Tuesday, July 21, 2009

Of Two Minds

Charles Hugh Smith writes a blog entitled Of Two Minds. For July 21, 2009 he and his contributors write:

"Frequent contributor Harun I. made these observations about self-delusion, greed and responsibility:
From the Mayans to the Romans, from Asia to Europe and now the U.S., all empires seem to experience a series of psychotic episodes that lead to their decline. It seems as if it is a necessary ingredient. What military might cannot bring down, self-delusion will.

However, I cannot accept that the idea that because we responded as encouraged, anger is now justifiable. What ever happened to that pithy adage, "you can lead a horse to water but you can't make him drink"? This represented choice. After all the history (which can be easily "googled" today) of bubbles and manias, how did we fall for it again?

I can think of nothing more potentially damaging to the psychological well-being of an individual than telling him/her, "its not your fault, you had no choice." I'd like to think that humankind is smarter than horses and do not involuntarily salivate when they hear a dinner bell.

I told my seven-year-old daughter to hold her breath and that it was okay because I would be breathing. She looked at me quizzically but complied (she innately understood the absurdity of the proposition). After she could no longer hold her breath, she blew it out and did the obligatory gasping. I asked her why she let out her breath. She yelled at me angrily, "DADDY, YOU CAN'T BREATHE FOR ME. I HAD TO BREATHE OR I WOULD DIE!" I smiled and quietly told her, "Just as breathing is essential to life and can be done only by you for you, so is thinking. Do not ever believe that you can let someone else do your thinking."

What was this so called dream? Regardless of the different forms in which it is presented, the "dream" has been and will always be simply getting something for nothing. Personal greed is and always will be the lever. Greed resides within us all but not all of us interact with it.

What was the encouragement? It was, is and always will be nothing more than someone validating what we already believe.

A democractic republic cannot survive without self-responsibility in the majority of its citizens; the crumbling of our society and those before it should be proof enough. No society/empire fails because of money problems. They failed because the collective citizenry began to believe absurdities.

As Voltaire warned us: "Those who can get you to believe absurdities can get you to commit atrocities." Believe is the operative word. It requires that a choice be made. What is the absurdity we have chosen to believe since 1913? To what atrocity has it led?

If, instead of passively accepting bailouts and government enforced charity, every voting age adult wrote or called his representatives and made it clear that the representative would lose his/her vote if they supported any legislation of this sort, and that he/she would actively organize and support tax revolts in their community, the outcome we are facing today would be different. Better yet, if every working age person had refused the debt trap, things would be radically different.

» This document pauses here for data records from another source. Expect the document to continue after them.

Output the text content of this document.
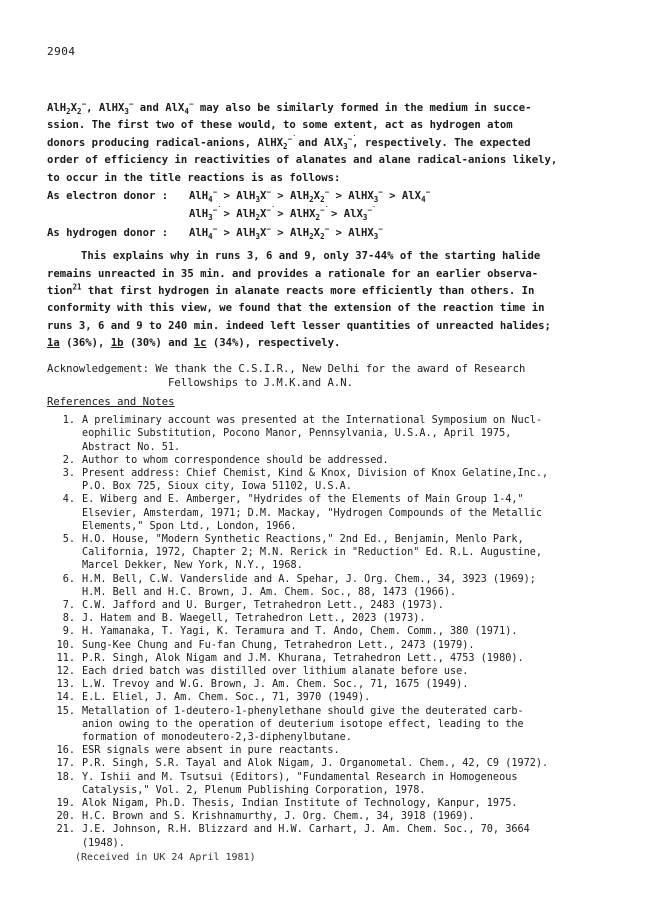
2904

$AlH_2X_2^-$, AlHX$_3$− and AlX$_4$− may also be similarly formed in the medium in succe-

ssion. The first two of these would, to some extent, act as hydrogen atom

donors producing radical-anions, AlHX$_2$−̇ and AlX$_3$−̇, respectively. The expected

order of efficiency in reactivities of alanates and alane radical-anions likely,

to occur in the title reactions is as follows:

As electron donor : $AlH_4^- > AlH_3X^- > AlH_2X_2^-$ > AlHX$_3$− > AlX$_4$−

AlH$_3$−̇ > AlH$_2$X−̇ > AlHX$_2$−̇ > AlX$_3$−̇

As hydrogen donor : $AlH_4^- > AlH_3X^- > AlH_2X_2^-$ > AlHX$_3$−

This explains why in runs 3, 6 and 9, only 37-44% of the starting halide

remains unreacted in 35 min. and provides a rationale for an earlier observa-

tion$^{21}$ that first hydrogen in alanate reacts more efficiently than others. In

conformity with this view, we found that the extension of the reaction time in

runs 3, 6 and 9 to 240 min. indeed left lesser quantities of unreacted halides;

1a (36%), 1b (30%) and 1c (34%), respectively.

Acknowledgement: We thank the C.S.I.R., New Delhi for the award of Research
Fellowships to J.M.K.and A.N.
References and Notes
1. A preliminary account was presented at the International Symposium on Nucl-
eophilic Substitution, Pocono Manor, Pennsylvania, U.S.A., April 1975,
Abstract No. 51.
2. Author to whom correspondence should be addressed.
3. Present address: Chief Chemist, Kind & Knox, Division of Knox Gelatine,Inc.,
P.O. Box 725, Sioux city, Iowa 51102, U.S.A.
4. E. Wiberg and E. Amberger, "Hydrides of the Elements of Main Group 1-4,"
Elsevier, Amsterdam, 1971; D.M. Mackay, "Hydrogen Compounds of the Metallic
Elements," Spon Ltd., London, 1966.
5. H.O. House, "Modern Synthetic Reactions," 2nd Ed., Benjamin, Menlo Park,
California, 1972, Chapter 2; M.N. Rerick in "Reduction" Ed. R.L. Augustine,
Marcel Dekker, New York, N.Y., 1968.
6. H.M. Bell, C.W. Vanderslide and A. Spehar, J. Org. Chem., 34, 3923 (1969);
H.M. Bell and H.C. Brown, J. Am. Chem. Soc., 88, 1473 (1966).
7. C.W. Jafford and U. Burger, Tetrahedron Lett., 2483 (1973).
8. J. Hatem and B. Waegell, Tetrahedron Lett., 2023 (1973).
9. H. Yamanaka, T. Yagi, K. Teramura and T. Ando, Chem. Comm., 380 (1971).
10. Sung-Kee Chung and Fu-fan Chung, Tetrahedron Lett., 2473 (1979).
11. P.R. Singh, Alok Nigam and J.M. Khurana, Tetrahedron Lett., 4753 (1980).
12. Each dried batch was distilled over lithium alanate before use.
13. L.W. Trevoy and W.G. Brown, J. Am. Chem. Soc., 71, 1675 (1949).
14. E.L. Eliel, J. Am. Chem. Soc., 71, 3970 (1949).
15. Metallation of 1-deutero-1-phenylethane should give the deuterated carb-
anion owing to the operation of deuterium isotope effect, leading to the
formation of monodeutero-2,3-diphenylbutane.
16. ESR signals were absent in pure reactants.
17. P.R. Singh, S.R. Tayal and Alok Nigam, J. Organometal. Chem., 42, C9 (1972).
18. Y. Ishii and M. Tsutsui (Editors), "Fundamental Research in Homogeneous
Catalysis," Vol. 2, Plenum Publishing Corporation, 1978.
19. Alok Nigam, Ph.D. Thesis, Indian Institute of Technology, Kanpur, 1975.
20. H.C. Brown and S. Krishnamurthy, J. Org. Chem., 34, 3918 (1969).
21. J.E. Johnson, R.H. Blizzard and H.W. Carhart, J. Am. Chem. Soc., 70, 3664
(1948).
(Received in UK 24 April 1981)
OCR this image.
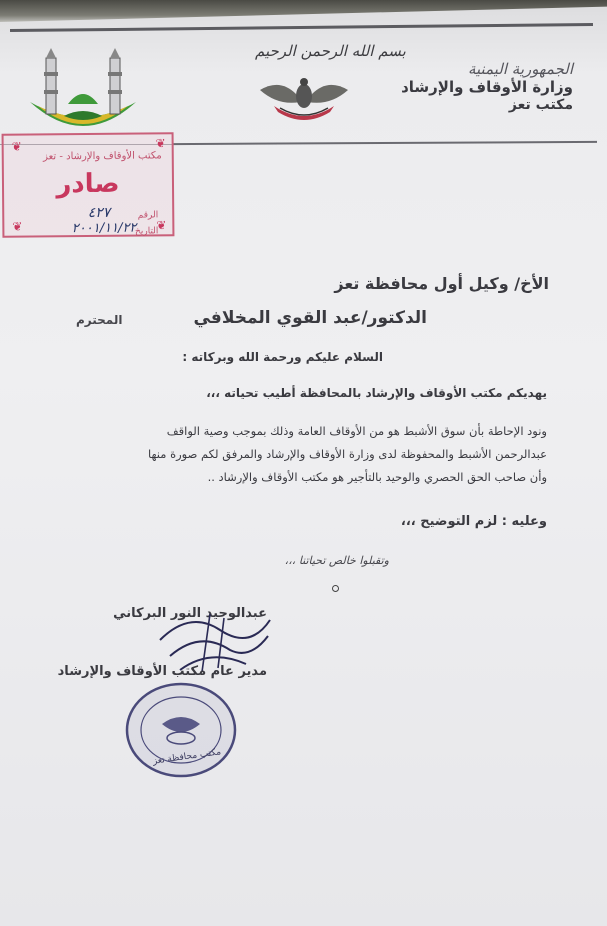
بسم الله الرحمن الرحيم
الجمهورية اليمنية
وزارة الأوقاف والإرشاد
مكتب تعز
❦	❦
❦	❦
مكتب الأوقاف والإرشاد - تعز
صادر
الرقم
٤٢٧
التاريخ
٢٠٠١/١١/٢٢
الأخ/ وكيل أول محافظة تعز
الدكتور/عبد القوي المخلافي
المحترم
السلام عليكم ورحمة الله وبركاته :
يهديكم مكتب الأوقاف والإرشاد بالمحافظة أطيب تحياته ،،،
ونود الإحاطة بأن سوق الأشبط هو من الأوقاف العامة وذلك بموجب وصية الواقف
عبدالرحمن الأشبط والمحفوظة لدى وزارة الأوقاف والإرشاد والمرفق لكم صورة منها
وأن صاحب الحق الحصري والوحيد بالتأجير هو مكتب الأوقاف والإرشاد ..
وعليه : لزم التوضيح ،،،
وتقبلوا خالص تحياتنا ،،،
عبدالوحيد النور البركاني
مدير عام مكتب الأوقاف والإرشاد
مكتب محافظة تعز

It is widely known that legislation is passed without being read, that our representatives often do not know on what they are voting but are told how they are going to vote. Let's face it, government is now combat ineffective. What is our response?

Yes, we have a right to be angry but only at ourselves. Every citizenry gets the government it deserves."

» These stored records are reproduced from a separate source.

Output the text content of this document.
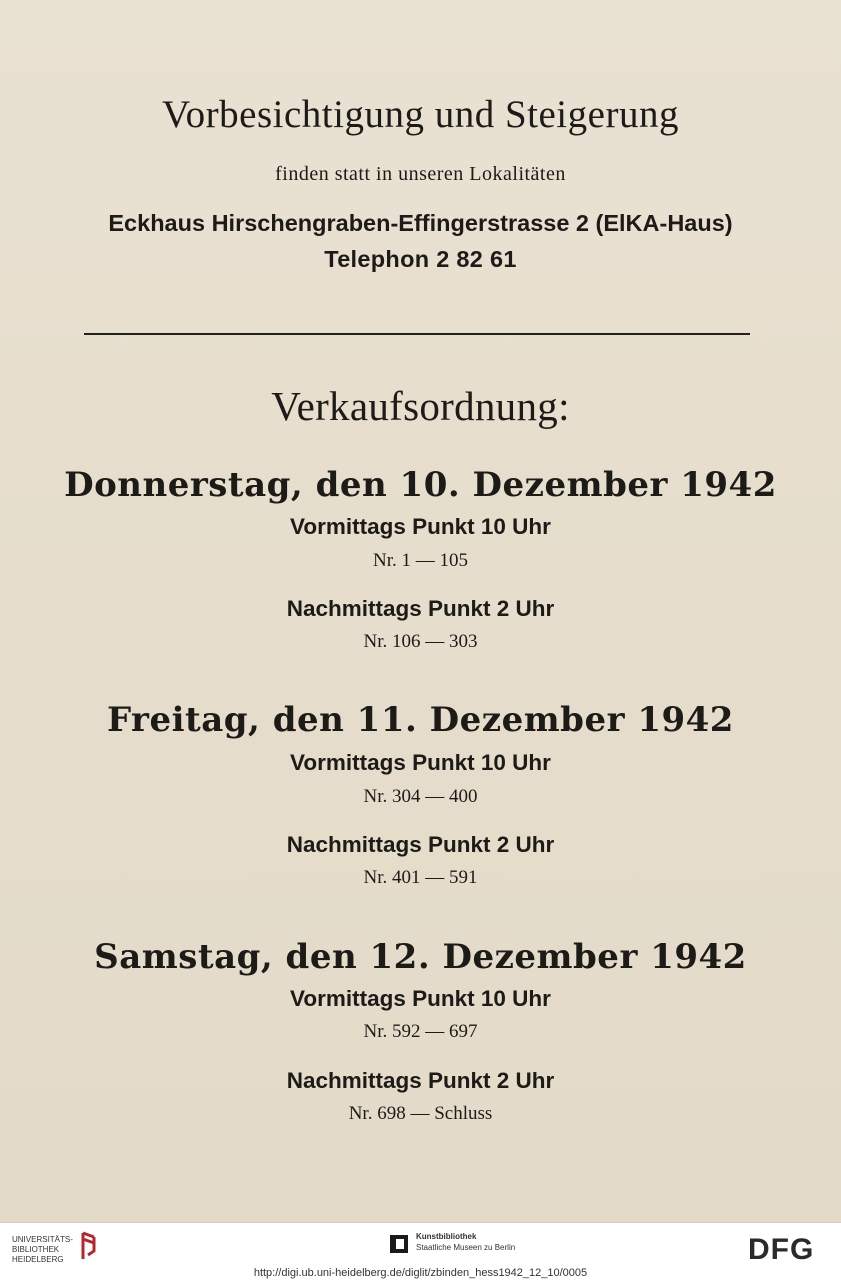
Vorbesichtigung und Steigerung
finden statt in unseren Lokalitäten
Eckhaus Hirschengraben-Effingerstrasse 2 (ElKA-Haus)
Telephon 2 82 61
Verkaufsordnung:
Donnerstag, den 10. Dezember 1942
Vormittags Punkt 10 Uhr
Nr. 1 — 105
Nachmittags Punkt 2 Uhr
Nr. 106 — 303
Freitag, den 11. Dezember 1942
Vormittags Punkt 10 Uhr
Nr. 304 — 400
Nachmittags Punkt 2 Uhr
Nr. 401 — 591
Samstag, den 12. Dezember 1942
Vormittags Punkt 10 Uhr
Nr. 592 — 697
Nachmittags Punkt 2 Uhr
Nr. 698 — Schluss
UNIVERSITÄTS-
BIBLIOTHEK
HEIDELBERG
Kunstbibliothek
Staatliche Museen zu Berlin	DFG
http://digi.ub.uni-heidelberg.de/diglit/zbinden_hess1942_12_10/0005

"Well said, Harun. Pondering that, I am not angry, but I am afraid for the citizenry and the Republic; for we have the government we deserve, and it is heading off the cliff of insolvency. The citizenry is still in denial, holding fast to the fantasy that their government can magically print trillions of dollars to fund their private entitlements, as well squander additional trillions backstopping $13 trillion in evaporated bad bets and pay for a global empire to boot.

Denial, fear and anger will not take us forward, of that we can be sure."